Pension Reforms: How Will They Affect You?
Published: 1 April 2010 By MoneyHighStreet Staff Leave a Comment
As the new tax year starts on 6 April 2010 so too does the introduction of pension reforms which will affect the timing of when you can claim your pension and the amount you’ll be able to claim. We look at how these pension reforms will affect you.
The pension reforms come into effect at various times from 2010 onwards. We look at those that will start to be introduced from 6 April 2010.
Minimum age to claim or personal or company pension
From 6 April 2010, the minimum age that you will able to claim a personal pension will be 55, up from the current age of 50. Under certain circumstances, such as ill health, you may still be able to take your pension before you are 55. You can put off taking it until you are 75.

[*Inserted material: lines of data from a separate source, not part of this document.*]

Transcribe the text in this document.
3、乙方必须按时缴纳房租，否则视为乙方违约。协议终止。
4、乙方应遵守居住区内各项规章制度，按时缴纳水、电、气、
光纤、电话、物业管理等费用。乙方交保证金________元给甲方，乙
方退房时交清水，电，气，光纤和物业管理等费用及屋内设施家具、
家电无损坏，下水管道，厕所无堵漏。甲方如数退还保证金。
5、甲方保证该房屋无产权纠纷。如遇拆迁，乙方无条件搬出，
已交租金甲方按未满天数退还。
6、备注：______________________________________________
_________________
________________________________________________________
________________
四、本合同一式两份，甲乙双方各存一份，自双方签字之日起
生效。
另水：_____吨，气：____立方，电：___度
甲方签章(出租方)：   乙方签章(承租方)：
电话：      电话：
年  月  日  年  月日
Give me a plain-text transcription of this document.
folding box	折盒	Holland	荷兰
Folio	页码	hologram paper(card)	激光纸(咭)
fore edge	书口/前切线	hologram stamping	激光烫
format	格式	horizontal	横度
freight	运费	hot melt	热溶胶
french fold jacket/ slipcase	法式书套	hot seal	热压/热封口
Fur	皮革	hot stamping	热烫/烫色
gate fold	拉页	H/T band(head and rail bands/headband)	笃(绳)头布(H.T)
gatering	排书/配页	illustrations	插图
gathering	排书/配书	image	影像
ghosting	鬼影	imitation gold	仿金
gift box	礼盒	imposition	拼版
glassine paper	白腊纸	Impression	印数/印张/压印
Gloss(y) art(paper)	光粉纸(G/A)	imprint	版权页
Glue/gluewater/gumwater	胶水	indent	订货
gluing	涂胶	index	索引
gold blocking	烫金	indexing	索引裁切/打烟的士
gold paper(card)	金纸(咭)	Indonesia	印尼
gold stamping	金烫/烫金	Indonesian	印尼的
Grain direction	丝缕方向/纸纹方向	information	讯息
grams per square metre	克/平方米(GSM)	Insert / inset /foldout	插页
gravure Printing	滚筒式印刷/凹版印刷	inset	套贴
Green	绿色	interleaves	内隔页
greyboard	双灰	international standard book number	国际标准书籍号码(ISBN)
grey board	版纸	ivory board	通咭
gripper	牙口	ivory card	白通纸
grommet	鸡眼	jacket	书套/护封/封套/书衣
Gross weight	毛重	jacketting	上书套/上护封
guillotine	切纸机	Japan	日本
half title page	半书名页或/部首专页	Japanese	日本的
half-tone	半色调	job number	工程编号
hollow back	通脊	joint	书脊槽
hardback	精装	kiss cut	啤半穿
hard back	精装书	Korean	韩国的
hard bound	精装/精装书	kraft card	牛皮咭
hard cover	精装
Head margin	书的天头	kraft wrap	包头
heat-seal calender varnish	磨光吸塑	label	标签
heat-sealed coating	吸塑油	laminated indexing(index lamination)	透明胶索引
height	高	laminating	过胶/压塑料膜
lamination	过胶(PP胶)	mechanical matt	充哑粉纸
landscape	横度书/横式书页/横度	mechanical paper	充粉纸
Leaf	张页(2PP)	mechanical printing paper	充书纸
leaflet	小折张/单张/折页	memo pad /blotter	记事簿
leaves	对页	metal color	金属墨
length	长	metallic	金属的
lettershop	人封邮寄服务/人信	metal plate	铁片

Qualifying for a State Pension
As a result of the pension reforms, from 6 April 2010 more people will be able to claim a full state pension. This is because the number of years’ worth of National Insurance contributions you need to have made to qualify will drop to 30 years. Currently it stands at 44 years for men and 39 years for women. The new 30 year requirement will apply to both men and women.
Whilst this will be seen as a positive by many, the fact that the age at which you’ll be able to claim a State Pension is going up may not be. By 2020 both men and women will have to be 65 before they can claim a State Pension. The rise in age is being phased in over the next 10 years. You can get more details on the Government website.
You can already choose to put off claiming your State Pension for as long as you want. When you do claim you can choose to get either extra State Pension for the rest of your life, or receive a one-off, taxable lump-sum payment (which will be equivalent to the State Pension you put off claiming plus interest) as well as your regular weekly State Pension.
What about if you are a parent or carer?
The pension reforms will help you if you are a carer, for example a parent with a dependent child under age 12, an approved foster carer or are caring for severely disabled people for at least 20 hours per week.
As an eligible carer, if you reach State Pension age on or after 6 April 2010, you may be able to build up entitlement to the State Pension through new National Insurance credits. Also, any awards of Home Responsibilities Protection (HRP) you have from past years will be converted into years of credits.
What about if you are married or a civil partner?
Currently, some married women can get an increased basic State Pension based on their husband’s entitlement. From 6 April 2010, married men and Civil Partners will also be able to do this. And you will not need to wait until your Spouse or partner claims their State Pension.
What’s the impact on the Adult Dependency Increase?
From 6 April 2010 you will no longer be able to claim an Adult Dependency Increase. This is an increase in your State Pension for another adult if he or she is considered to be financially dependent on you, for example a wife, husband or someone who is looking after your children. Get more details on the Government website.
What about Pension Credit?
Pension Credit is provided to ensure that people who are 60 or over get a minimum level of income. From 6 April 2010 the age that you can get Pension Credit will gradually increase from 60, in line with changes to State Pension age.
Do you already receive a State Pension?
In this case the pension reform will have minimal impact on you. The basic State Pension will though increase in line with earnings from 2012 at the earliest, meaning that it should rise more quickly each year than currently.
Do you need more pension information?
General pension information is available from The Pensions Advisory Service, The Pensions Service and from the Financial Services Authority (FSA).
Charities such as Citizens Advice, Age Concern and Help the Aged may also be able to help.